En dressant un tableau précis et détaillé de la « crimmigration »[3], cet ouvrage collectif tente de stimuler un débat sociétal au sein d’un public cible très large, allant de la communauté universitaire aux décideurs politiques. Il prend racine lors de la conférence annuelle de la Canadian Association for Refugees and Forced Migration Studies en 2015, organisée par l’Université de Ryerson, regroupant les présentations de chercheurs, professionnels et juristes spécialisés en la matière. L’ouvrage compte douze articles de seize experts, rassemblés en quatre parties : « The Criminalization of Migration and its Intended and Unintended Consequences » (1), « The Criminalization and the Exclusion of Refugees in Canada and Abroad » (2), « Crimmigration Responses to “Migration Crises” : Historical and Comparative Perspectives » (3) et « Criminalizing Refugees and Other Forced Migrants : Current Dynamics, Future Challenges, and Prospects » (4). Ces sections seront d'ailleurs présentées séparément vu l'absence d'une thèse centrale et le peu de liens apparents entre celles-ci.

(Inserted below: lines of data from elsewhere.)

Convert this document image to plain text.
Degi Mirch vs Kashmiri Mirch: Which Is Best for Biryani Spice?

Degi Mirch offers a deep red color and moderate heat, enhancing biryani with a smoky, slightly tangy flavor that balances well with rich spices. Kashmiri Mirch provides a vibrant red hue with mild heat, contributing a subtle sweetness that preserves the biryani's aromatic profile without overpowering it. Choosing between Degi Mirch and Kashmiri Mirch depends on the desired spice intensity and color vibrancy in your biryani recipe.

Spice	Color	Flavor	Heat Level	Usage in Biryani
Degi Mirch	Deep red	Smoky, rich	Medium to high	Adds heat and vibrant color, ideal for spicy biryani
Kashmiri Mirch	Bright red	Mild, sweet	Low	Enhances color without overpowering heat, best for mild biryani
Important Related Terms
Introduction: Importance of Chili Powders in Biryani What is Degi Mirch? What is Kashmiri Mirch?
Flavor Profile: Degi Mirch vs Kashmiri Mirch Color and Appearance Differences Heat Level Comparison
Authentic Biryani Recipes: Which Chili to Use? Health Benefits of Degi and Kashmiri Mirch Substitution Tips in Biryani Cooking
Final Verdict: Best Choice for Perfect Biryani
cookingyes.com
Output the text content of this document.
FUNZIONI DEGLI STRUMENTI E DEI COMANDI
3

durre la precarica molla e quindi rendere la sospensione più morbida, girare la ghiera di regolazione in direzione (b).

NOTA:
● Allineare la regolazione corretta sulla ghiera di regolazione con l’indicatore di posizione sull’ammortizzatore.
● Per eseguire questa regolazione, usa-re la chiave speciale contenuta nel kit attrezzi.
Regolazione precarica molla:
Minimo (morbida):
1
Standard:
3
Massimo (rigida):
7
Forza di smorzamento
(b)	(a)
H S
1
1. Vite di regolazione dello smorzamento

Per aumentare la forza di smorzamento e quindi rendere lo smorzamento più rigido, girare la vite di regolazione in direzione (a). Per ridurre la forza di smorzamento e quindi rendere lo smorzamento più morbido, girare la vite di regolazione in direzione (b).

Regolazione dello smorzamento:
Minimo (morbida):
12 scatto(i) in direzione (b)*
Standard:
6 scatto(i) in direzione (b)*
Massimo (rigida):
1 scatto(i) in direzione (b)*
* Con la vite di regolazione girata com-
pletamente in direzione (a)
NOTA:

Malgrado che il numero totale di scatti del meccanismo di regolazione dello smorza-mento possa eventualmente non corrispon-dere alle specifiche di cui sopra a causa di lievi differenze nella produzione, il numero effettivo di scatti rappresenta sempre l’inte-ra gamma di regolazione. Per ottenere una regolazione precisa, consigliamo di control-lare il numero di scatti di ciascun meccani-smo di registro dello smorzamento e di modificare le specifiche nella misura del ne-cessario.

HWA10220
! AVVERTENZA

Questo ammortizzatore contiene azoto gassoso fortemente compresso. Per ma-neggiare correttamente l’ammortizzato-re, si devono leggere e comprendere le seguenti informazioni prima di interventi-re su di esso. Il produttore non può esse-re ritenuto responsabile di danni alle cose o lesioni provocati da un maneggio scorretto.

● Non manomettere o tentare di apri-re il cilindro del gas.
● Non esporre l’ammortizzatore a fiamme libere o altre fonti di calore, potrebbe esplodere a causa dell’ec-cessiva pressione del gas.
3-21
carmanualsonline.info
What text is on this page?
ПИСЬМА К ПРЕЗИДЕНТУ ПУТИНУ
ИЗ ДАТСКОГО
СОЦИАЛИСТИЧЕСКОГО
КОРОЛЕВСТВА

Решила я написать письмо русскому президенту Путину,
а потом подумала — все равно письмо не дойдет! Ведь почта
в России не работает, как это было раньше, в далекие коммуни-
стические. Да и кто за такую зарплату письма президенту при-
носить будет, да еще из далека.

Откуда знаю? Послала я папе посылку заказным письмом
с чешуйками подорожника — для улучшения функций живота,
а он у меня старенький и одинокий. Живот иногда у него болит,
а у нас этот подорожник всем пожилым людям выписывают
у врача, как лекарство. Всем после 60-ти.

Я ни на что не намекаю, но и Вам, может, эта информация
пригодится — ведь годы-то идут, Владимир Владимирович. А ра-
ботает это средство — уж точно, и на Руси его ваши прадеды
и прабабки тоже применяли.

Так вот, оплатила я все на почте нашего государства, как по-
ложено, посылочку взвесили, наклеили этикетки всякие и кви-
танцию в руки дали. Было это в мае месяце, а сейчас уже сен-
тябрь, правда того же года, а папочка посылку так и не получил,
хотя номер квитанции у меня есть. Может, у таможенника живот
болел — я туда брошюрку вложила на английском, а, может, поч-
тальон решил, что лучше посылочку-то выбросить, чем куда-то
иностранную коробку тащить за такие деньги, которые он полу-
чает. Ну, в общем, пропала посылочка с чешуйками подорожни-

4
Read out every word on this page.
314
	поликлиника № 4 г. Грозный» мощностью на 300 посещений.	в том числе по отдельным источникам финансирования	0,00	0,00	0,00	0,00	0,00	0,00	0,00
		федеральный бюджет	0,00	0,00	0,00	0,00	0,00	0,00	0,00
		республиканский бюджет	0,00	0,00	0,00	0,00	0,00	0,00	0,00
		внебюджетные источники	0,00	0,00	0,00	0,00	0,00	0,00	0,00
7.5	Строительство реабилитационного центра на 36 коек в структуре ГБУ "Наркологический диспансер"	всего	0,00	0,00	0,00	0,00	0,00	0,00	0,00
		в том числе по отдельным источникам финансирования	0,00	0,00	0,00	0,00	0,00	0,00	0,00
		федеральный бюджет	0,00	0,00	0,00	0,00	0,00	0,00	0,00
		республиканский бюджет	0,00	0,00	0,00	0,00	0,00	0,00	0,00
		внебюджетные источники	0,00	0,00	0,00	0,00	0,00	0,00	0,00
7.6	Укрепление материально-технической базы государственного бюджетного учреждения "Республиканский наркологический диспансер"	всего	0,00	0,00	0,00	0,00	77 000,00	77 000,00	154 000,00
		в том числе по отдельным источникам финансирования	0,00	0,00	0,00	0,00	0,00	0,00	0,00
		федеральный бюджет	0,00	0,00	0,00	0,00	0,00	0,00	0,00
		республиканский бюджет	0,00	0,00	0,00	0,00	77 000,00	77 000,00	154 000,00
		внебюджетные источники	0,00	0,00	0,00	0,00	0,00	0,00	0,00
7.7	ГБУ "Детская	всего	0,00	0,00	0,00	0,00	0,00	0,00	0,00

L’ensemble des contributeurs adoptera une perspective légaliste, variant à divers degrés selon leur champ d'expertise. Pour appuyer leur propos, les chercheurs useront d’études comparatives, d’approches historiques et de recherches empiriques. C’est d’ailleurs par la richesse de ces contributions et la diversité des approches méthodologiques que l’ouvrage se différencie de la littérature existante sur le sujet. Son caractère interdisciplinaire est fait innovateur.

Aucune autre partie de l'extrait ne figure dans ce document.